A compression fitting can be fabricated in many ingenious ways, but
its main feature is that you can move it around, but once you are at
the right place, you can tighten this sucker down and leave it there
forever if you want. The down side is that it takes a bit longer to
move it around. But it makes an EXCELLENT connection.

I have seen small hose clamps used. Properly trimmed they aren't all
that bad. These work best on larger diameter tubing.

The compression fitting has SOME means to clamp the metal tightly
around the primary coil. The metal that gets clamped should have some
flexibility, but most importantly it should make an extremely tight
connection with a good sized surface area. 

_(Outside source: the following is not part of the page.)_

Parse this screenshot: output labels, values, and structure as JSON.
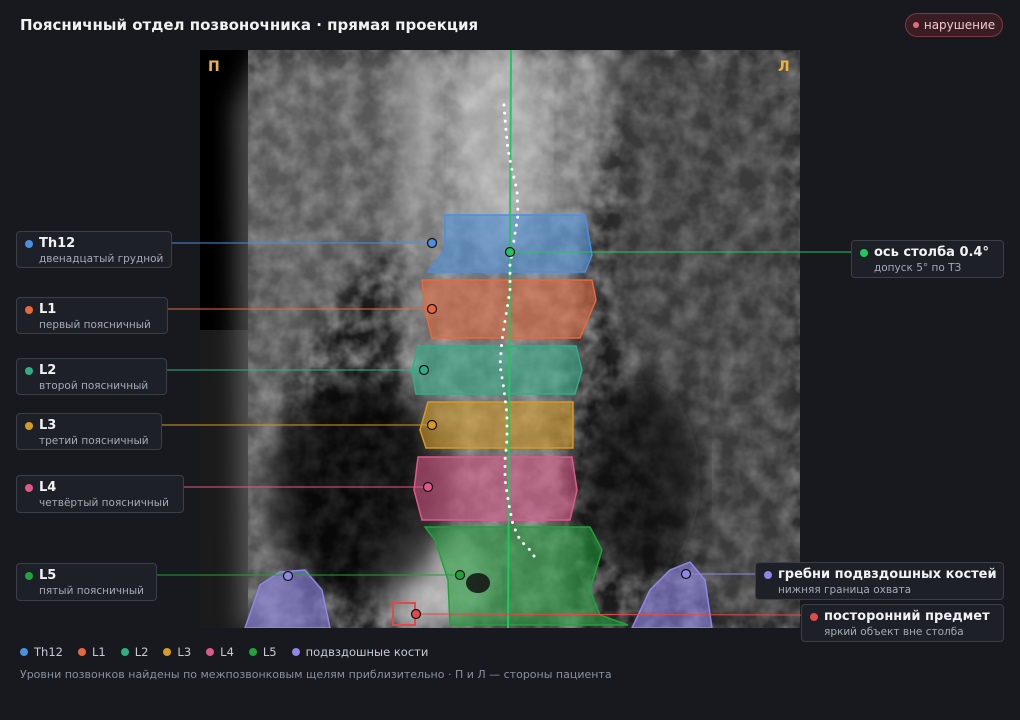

The material should be something that can take a certain amount of
flexing without breaking. I have used copper strapping to good
advantage. You can make your own from sheet copper, or actually buy
pieces that are about 1/2 to 1" wide at building supply stores. You
can also use wide flat braid as the flexible conductor part and use
brass plates to do the compression part.

The compression part consists of some means to pull the strap tightly
around the copper tubing and secure it. I often use brass plates that
I have drilled and tapped so that one plate has holes larger than the
screws and the other has been tapped so that the screw can be secured
by that plate. Also connected to this brass plate is the supply lead.
It may be soldered or also compression clamped. Think surface area.
Sometimes I attach more than one feed lead per clamp. That increases
the surface area of the feed lead while keeping it relatively

I normally have the flexible flat copper/brass or braid section
soldered to the two afore-mentioned plates. Solder them well, as the
solder is going to be providing physical strength to the assembly.
Another method is to use another plate to clamp the flexible metal
band to the master plate.

If using braid, consider first rounding the edges of the plates that
are where the braid passes by. Otherwise the sharp edges will bite

However you decide to do it, get the spacings adjusted so that when
the flexible piece is wrapped around the tubing and you tighten down
the screw(s) the unit is firmly attached with a decent surface area.

Hope the information is of use to someone.